O governador Sérgio Cabral e o secretário de Segurança, José Mariano Beltrame, se orgulham de ter conseguido acabar com a influência de parlamentares na nomeação de delegados e comandantes de batalhão no Estado do Rio de Janeiro. De fato, a influência política na polícia é uma das principais raízes da corrupção e do favorecimento no sistema policial. Um determinado político colocava seu protegido no comando de um quartel da PM ou de uma delegacia e esse policial passava a prestar contas ao padrinho. Muitos policiais em postos de chefia acabavam sendo obrigados a bancar até a caixinha de campanha dos políticos. E de onde vinha esse dinheiro? Obviamente das propinas das máfias e quadrilhas que atuam nos mais diversos setores - da contravenção ao tráfico de drogas, passando por outras atividades ilegais como pirataria, exploração da prostituição, de clínicas de aborto etc etc.
Com o secretário Beltrame, o governo conseguiu aos poucos reduzir bastante essa influência política na polícia, diminuindo a corrupção no andar de cima, da segurança pública. Só que, apesar de todo o esforço do governo, foi deixada uma janela, por onde agora vemos a polícia novamente mergulhada em escândalos de corrupção: o uso de PMs em delegacias especializadas, os chamados adidos da Polícia Civil. Esses policiais conseguem escapar do regime militar dos quartéis e aderem à rotina das delegacias especializadas, sem horário fixo, uso de uniforme e respondendo diretamente aos delegados ou inspetores designados pelos seus superiores. Como são arrojados e destemidos, esses PMs adidos conseguem recrutar informantes e X-9 dentro das quadrilhas. Esses contatos são fundamentais para o trabalho de polícia só que é praticamente impossível sair limpo de uma relação dessas. Esses PMs circulam com facilidade entre os criminosos que acabam se tornando seus clientes na compra de armas e drogas desviadas da própria polícia.
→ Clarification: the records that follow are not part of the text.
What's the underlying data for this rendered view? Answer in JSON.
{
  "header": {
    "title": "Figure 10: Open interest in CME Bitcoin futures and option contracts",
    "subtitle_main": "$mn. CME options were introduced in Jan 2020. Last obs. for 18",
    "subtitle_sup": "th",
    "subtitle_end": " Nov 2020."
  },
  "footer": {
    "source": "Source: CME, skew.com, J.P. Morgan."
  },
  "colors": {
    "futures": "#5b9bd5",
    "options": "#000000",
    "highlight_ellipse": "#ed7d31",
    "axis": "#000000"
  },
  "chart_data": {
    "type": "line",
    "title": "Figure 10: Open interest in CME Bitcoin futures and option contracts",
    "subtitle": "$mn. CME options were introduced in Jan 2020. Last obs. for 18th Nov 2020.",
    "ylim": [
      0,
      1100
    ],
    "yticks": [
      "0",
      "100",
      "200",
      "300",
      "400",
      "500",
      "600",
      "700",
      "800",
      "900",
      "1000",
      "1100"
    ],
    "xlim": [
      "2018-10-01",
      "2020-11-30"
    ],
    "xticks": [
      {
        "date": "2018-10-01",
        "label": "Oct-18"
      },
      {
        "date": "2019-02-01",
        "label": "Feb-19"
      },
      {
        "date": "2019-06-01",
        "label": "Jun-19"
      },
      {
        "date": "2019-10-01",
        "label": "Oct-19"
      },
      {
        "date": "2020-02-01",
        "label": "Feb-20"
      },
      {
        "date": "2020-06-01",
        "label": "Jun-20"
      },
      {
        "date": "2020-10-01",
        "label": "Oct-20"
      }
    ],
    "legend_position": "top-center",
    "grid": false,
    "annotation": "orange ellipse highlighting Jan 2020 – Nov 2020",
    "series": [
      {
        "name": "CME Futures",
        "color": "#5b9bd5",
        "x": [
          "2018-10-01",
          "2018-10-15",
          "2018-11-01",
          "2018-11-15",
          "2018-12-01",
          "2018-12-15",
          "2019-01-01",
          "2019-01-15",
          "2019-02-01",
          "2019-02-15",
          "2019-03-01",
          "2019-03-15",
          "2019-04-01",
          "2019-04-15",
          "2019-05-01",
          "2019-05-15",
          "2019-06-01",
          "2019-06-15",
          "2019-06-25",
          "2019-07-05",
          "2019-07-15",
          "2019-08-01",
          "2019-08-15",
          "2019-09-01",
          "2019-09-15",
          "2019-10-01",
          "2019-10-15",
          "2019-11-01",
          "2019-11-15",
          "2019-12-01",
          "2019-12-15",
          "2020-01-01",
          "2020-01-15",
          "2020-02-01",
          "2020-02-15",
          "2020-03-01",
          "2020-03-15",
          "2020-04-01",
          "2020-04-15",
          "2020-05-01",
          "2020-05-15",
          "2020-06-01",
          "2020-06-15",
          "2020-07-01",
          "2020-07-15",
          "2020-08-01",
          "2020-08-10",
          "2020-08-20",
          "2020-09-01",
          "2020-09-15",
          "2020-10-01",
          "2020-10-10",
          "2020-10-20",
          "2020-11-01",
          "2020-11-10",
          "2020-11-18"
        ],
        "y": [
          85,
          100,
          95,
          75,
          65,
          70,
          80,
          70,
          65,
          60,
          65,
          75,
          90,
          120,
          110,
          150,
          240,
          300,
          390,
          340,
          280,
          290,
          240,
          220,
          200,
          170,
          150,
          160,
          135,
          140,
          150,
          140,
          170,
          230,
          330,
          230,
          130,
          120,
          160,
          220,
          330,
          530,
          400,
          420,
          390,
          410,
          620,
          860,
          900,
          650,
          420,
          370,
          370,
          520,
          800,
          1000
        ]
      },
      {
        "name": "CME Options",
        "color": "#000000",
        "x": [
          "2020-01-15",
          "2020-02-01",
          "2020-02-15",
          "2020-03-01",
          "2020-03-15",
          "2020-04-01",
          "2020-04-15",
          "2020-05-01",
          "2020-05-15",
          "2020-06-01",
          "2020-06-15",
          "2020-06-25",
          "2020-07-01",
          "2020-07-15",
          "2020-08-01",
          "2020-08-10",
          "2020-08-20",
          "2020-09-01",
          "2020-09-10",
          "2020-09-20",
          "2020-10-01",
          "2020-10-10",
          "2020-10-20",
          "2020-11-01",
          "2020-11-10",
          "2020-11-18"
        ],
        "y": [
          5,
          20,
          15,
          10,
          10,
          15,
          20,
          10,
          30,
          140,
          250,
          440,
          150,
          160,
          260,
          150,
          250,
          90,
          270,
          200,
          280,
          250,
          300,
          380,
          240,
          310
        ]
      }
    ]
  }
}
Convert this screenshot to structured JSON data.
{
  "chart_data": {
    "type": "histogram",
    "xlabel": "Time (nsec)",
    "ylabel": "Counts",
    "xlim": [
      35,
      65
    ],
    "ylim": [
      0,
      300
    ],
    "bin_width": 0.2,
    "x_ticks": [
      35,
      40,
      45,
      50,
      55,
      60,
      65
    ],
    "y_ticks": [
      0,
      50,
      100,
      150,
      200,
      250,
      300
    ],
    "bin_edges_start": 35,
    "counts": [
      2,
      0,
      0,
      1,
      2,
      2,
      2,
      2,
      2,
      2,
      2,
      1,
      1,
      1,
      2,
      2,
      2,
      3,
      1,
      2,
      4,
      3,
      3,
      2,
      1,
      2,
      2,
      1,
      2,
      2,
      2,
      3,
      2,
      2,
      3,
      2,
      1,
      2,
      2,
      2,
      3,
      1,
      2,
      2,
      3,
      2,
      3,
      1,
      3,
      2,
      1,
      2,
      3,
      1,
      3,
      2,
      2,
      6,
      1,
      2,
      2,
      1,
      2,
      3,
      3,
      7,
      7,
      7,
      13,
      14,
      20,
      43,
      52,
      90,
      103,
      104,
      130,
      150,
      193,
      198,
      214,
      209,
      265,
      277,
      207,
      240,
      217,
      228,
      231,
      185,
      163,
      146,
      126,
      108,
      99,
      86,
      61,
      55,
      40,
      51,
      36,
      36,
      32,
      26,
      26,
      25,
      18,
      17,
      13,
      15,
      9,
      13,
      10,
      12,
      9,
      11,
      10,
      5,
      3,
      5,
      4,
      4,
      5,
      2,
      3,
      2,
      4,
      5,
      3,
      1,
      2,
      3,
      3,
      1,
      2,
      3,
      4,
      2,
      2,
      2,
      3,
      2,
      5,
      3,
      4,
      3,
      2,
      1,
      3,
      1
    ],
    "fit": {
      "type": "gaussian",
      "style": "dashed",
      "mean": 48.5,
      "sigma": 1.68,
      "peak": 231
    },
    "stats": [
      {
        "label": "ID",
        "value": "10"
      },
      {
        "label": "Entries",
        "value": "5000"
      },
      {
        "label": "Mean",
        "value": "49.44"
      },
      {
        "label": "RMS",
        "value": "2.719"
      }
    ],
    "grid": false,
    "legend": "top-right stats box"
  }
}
Certamente por conhecerem mal os meandros das organizações policiais no Rio, os integrantes da cúpula da Secretaria de Segurança não se deram conta de que os adidos eram uma bomba relógio controlada por policiais em posições de comando da Polícia Civil. Só depois que a Polícia Federal informou ao secretário de Segurança o que estava acontecendo dentro da Polícia Civil é que Beltrame determinou há cerca de 3 meses que todos os 50 PMs adidos fossem devolvidos à sua corporação. Desses, 15 ainda foram preservados por influência da cúpula da Polícia Civil pelos "relevantes serviços prestados" desde meados da década de 90. Esses policiais eram fiéis escudeiros, prontos para matar e morrer, mas que mantinham seus negócios excusos sem qualquer interferência dos delegados.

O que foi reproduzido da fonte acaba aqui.